Gagasan dari pendirian Filantropi Indonesia adalah:

  1. Bahwa menghargai, mencintai dan menolong sesama manusia telah menjadi naluri dasar setiap manusia sebagai makhluk sosial.  Semua ajaran agama pun menganjurkannya.  Dari khasanah kebudayaan berbagai suku dan kelompok masyarakat di Indonesia, kita juga belajar bahwa kedermawanan sosial atau filantropi, telah lama menjadi  unsur  perekat yang menjaga keutuhan dan keharmonisan suatu komunitas.
  2. Bahwa sebagian masyarakat di Indonesia telah mencapai kemajuan ekonomi yang luar biasa.  Namun disisi lain kesenjangan sosial dan ekonomi antar manusia dan antar komunitas juga semakin besar.
  3. Bahwa potret buram persoalan sosial dan lingkungan di Indonesia dewasa ini membutuhkan filantropi sebagai potensi yang ada pada diri manusia dan khususnya bangsa Indonesia, untuk ditransformasikan menjadi sesuatu yang lebih berarti.
  4. Bahwa upaya mengembangkan potensi filantropi bagi pembangunan berkelanjutan di Indonesia tidak mungkin dilakukan oleh orang-perseorangan, maupun oleh satu dua kelompok atau organisasi saja.  Tantangan masalah yang terlalu besar, belum adanya infrastruktur kelembagaan dan kebijakan yang mendukung, semua itu mendorong perlu adanya usaha-usaha yang efektif dan terarah dari berbagai komponen pelaku dan pendukung filantropi di Indonesia untuk menghimpun, menyatukan dan memperkuat gerak langkah bersama masyarakat sipil dalam menghadapi tantangan pembangunan sosial, kemanusiaan dan lingkungan di negeri ini.

VISI & MISI

Visi

Terciptanya solidaritas sejati di antara sesama bangsa untuk mewujudkan keadilan sosial dan pembangunan berkelanjutan

Misi

Meningkatkan jumlah dan mutu filantropi di Indonesia sebagai sarana untuk memperkuat peran masyarakat sipil di tanah air dalam pembangunan sosial, kemanusiaan dan lingkungan melalui penguatan infrastruktur kelembagaan dan pengembangan ruang gerak filantropi dan sektor nirlaba.

 Tujuan

  1. Menjadi wahana komunikasi dan konsultasi para pelaku filantropi dalam menghadapi dan mencari solusi terhadap masalah-masalah sosial-kemanusiaan dan lingkungan di Indonesia.
  2. Menjadi wahana komunikasi dan konsultasi para pelaku filantropi dalam menghadapi dan mencari solusi terhadap masalah-masalah sosial-kemanusiaan dan lingkungan di Indonesia.
  3. Menumbuh kembangkan sifat, semangat dan etik filantropi/kedermawanan sosial di berbagai kalangan dan lapisan masyarakat Indonesia melalui berbagai media dan sarana.
  4. Meningkatkan profesionalitas, akuntabilitas dan transparansi organisasi nirlaba/pelaku filantropi.
  5. Menumbuhkan rasa saling percaya, solidaritas dan kerja sama yang sehat dan membangun di antara para pelaku dan lembaga filantropi di Indonesia.
  6. Menjadi mitra yang dipercaya oleh pemerintah dan sektor usaha dalam menjalankan pembangunan sosial-kemanusiaan dan lingkungan di tanah air.
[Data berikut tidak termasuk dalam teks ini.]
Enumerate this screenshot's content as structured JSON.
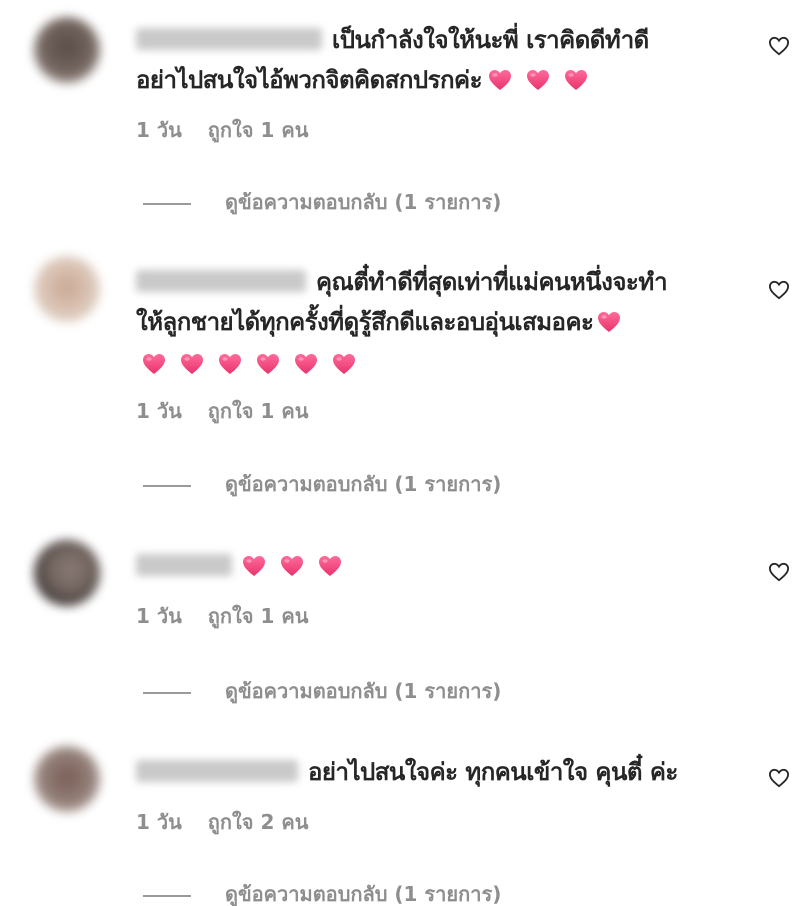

PRINSIP-PRINSIP FILANTROPI

Pemberdayaan

Filantropi memberikan akses kepada warga masyarakat yang memerlukan sumberdaya agar mereka dapat meningkatkan kemandirian mereka dalam memenuhi kebutuhan hidupnya.

Keberagaman

Setiap pelaku filantropi menghargai keberagaman yang hidup dalam masyarakat: budaya, agama dan keyakinan, suku bangsa, cara pandang, dan lain-lain.

Keadilan gender

Filantropi yang dilaksanakan memperhatikan kebutuhan dan kecenderungan gender yang berbeda dan menempatkannya dalam perspektif kesetaraan.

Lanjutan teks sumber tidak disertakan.